**O PRETÉRITO NÃO SOBREPÕE A INFINITUDE DO HÁ-DE SER** - TÍTULO E PINTURA: Graça Fontis/PROSA: Manoel Ferreira Neto
Tudo último num dia apenas - quê esplendor! Para os ufanistas e
apocalípticos do "último", "fim de tudo", efectivamente não
é esplendor, sim tristeza, desolação... Quem não se lembra de "Mil
passará, dois mil não tardará" - estamos na passagem de 2015 para 2016.
Últimas palavras, sejam poesias, sejam prosas, sejam de carinho, sejam
de amor, sejam de solidariedade, sejam de compaixão, sejam viperinas, cretinas,
ridículas, sejam orgulhosas, poderosas, nada sejam, não esqueçamos o nonsense.
Últimos abraços, sejam diplomáticos, sejam fervorosos, sejam
quebra-costelas bem cinchadito no más, sejam de promessas de uma união perfeita
entre namorados, noivos, ficantes, casados, causos íntimos, abraços de
tamanduás, lágrimas de crocodilo.
Último banho, sais especiais, sabonete cheiroso, até alma fica limpinha.
Perfume especial. Ùltima barba, bem escanhoada, loção primorosa, bem
cheirosinha. Ùltimo whisky à beira da piscina, rodeado de amiguinhos,
comparsas, álibis, vassalos, capachos. Último amor bem aconchegante, estrelinhas
depois do clímax, mais e mais promessas de um futuro de mais gozos, êxtases.
Último soneto, a chave-de-ouro revelando outros sonhos, outras
esperanças, outras utopias, outros desejos, rimados e ritmados com o vir-a-ser
de outro amanhecer. Última prosa, recitando, declamando os verbos do in-finito,
as conjugações do tempo, as declinações do ser e não-ser, os genitivos do
manque-d´être e mauvaise-foi.
Ainda não escrevi a última prosa deste último dia do ano. Deveria
fazê-lo, ficar como re-cord-ação, lembrança de um tempo, da vida que se
trans-correu nos trezentos e sessenta e cinco dias, se mergulhando no
inter-dito de tudo que fora escrito, encontram-se sentimentos dentro de
sentimentos, uma bela in-vestigação do que passou, tornou-se memória. Só mesmo
mais tarde, se se me anunciar alguma inspiração última - quem sabe sobre a
inspiração última, seria bem interessante, creio que ficará para o final do
ano, isto é apenas uma luzinha muito distante.

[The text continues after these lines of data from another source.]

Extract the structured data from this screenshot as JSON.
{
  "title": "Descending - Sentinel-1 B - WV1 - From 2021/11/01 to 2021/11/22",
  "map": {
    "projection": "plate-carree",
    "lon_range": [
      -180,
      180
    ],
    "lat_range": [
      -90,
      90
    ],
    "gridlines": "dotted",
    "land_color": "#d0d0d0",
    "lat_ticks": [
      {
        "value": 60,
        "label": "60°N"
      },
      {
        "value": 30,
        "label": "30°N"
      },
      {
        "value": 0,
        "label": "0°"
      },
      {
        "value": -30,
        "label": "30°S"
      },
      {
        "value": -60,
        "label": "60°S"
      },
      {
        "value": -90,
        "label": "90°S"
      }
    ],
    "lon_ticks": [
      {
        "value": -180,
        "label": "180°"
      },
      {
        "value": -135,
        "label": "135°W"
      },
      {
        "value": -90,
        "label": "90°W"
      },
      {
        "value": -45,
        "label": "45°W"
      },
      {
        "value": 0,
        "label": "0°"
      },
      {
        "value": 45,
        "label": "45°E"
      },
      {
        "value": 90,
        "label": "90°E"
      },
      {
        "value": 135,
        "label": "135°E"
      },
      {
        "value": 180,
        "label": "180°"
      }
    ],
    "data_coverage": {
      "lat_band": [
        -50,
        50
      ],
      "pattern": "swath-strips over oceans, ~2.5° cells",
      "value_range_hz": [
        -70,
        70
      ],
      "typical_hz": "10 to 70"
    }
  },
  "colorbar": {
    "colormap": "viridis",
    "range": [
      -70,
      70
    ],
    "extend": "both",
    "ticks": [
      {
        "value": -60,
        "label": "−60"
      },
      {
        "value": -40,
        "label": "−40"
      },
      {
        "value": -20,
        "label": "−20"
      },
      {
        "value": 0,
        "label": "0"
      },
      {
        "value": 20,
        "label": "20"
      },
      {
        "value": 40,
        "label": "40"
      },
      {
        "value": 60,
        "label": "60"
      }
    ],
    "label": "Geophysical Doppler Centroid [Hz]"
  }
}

Num almoço e/ou jantar, não
existe a tão famosa "Entrada", nas palavras também há a
"Entrada", advirão as contingências, são precisas experiência e
vivência para degustar coisas novas.
Estas primeiras palavras da última prosa que virá são apenas sementes.
Mas, então, como fica: o último é sempre o primeiro; a última inspiração, a
primeira, e ela nunca se esgota. Não há a última inspiração. Algumas coisas
deste último dia são últimas, ficarão no pretérito, só lembranças, e serão
primevas na concepção e a-nunciação do que há-de ser, não do vir-a-ser.